I tested encode speed in python with:

tokenizer_object = tokenizer.Tokenizer(model_config.tokenizer)

a = ['tctactctattatcatc',
'acgttttttttcgtactatcgatcgatcgatcgatc',
'gcatgcta'
]

def batch_encode_tokenizer():
    tokenizer_object.encode(a)

def encode_tokenizer():
    [tokenizer_object.encode(i) for i in a]

execution_time = timeit.timeit(batch_encode_tokenizer, number=100_000) / 100_000
print(tokenizer_object.encode(a))
print(f"Average execution time over 100_000 runs: {execution_time:.6f} seconds")

execution_time = timeit.timeit(encode_tokenizer, number=100_000) / 100_000
print([tokenizer_object.encode(i) for i in a])
print(f"Average execution time over 100_000 runs: {execution_time:.6f} seconds")

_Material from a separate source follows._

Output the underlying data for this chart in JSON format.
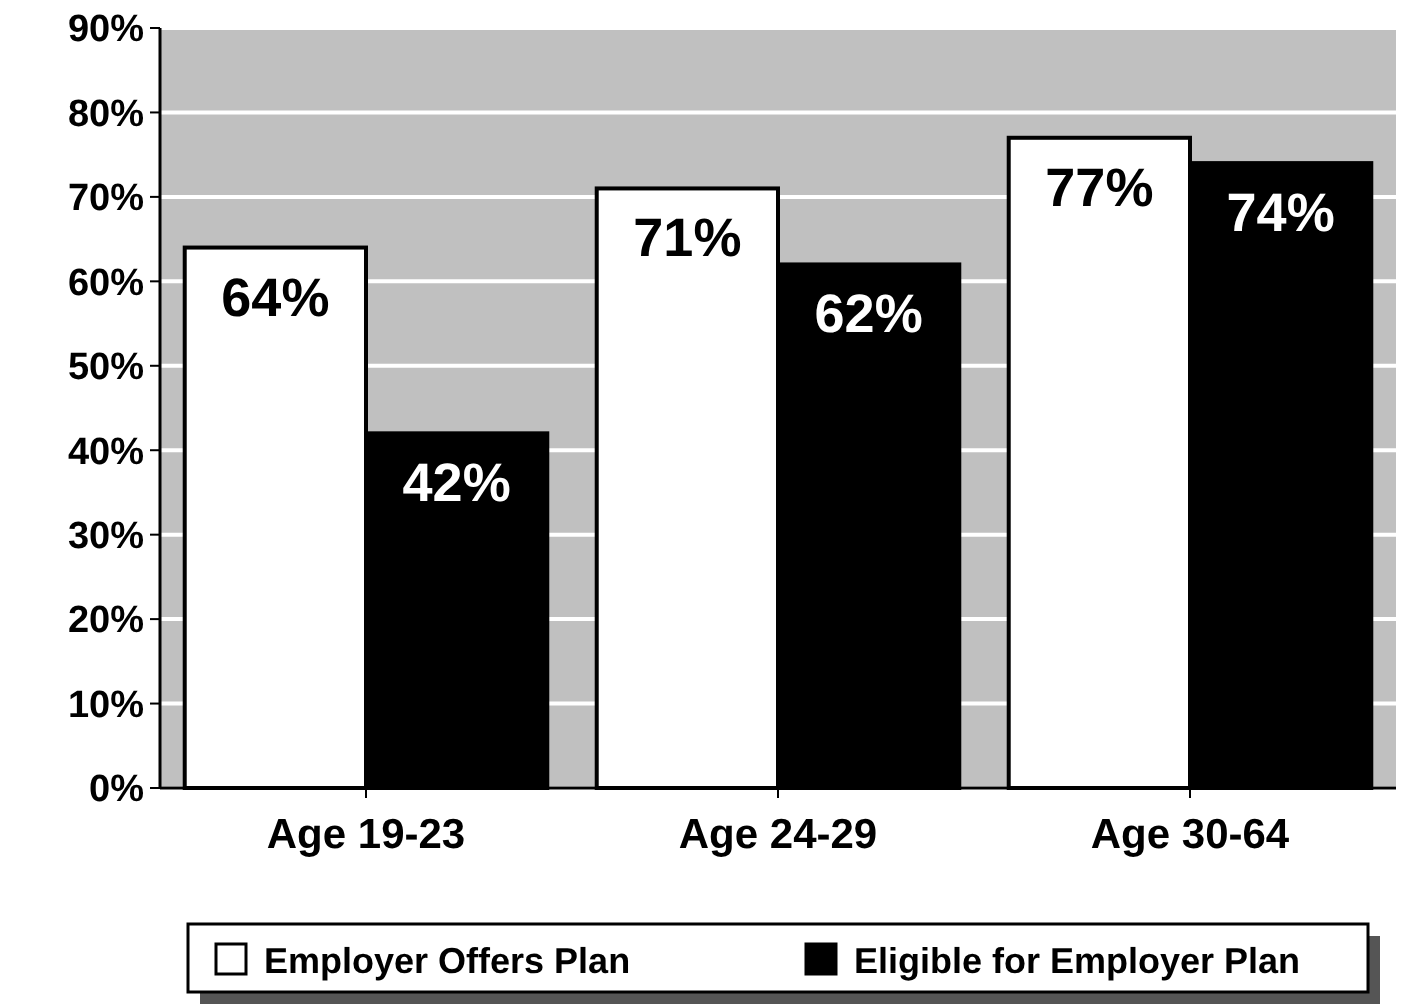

It seems that list comprehension is 10x faster than multi-thread batch encoding:

[[13, 256, 37, 448], [114, 31, 2139, 35, 1532, 335, 335, 335, 25], [19, 67, 8189, 8188]]
Average execution time over 100_000 runs: 0.000152 seconds
[[13, 256, 37, 448], [114, 31, 2139, 35, 1532, 335, 335, 335, 25], [19, 67, 8189, 8188]]
Average execution time over 100_000 runs: 0.000015 seconds

why is it? usually batched processing should be faster

taku910 commented 1 month ago

Due to the short input length and small batch size, the cost of generating threads is probably higher. Try with large amount of long sentences.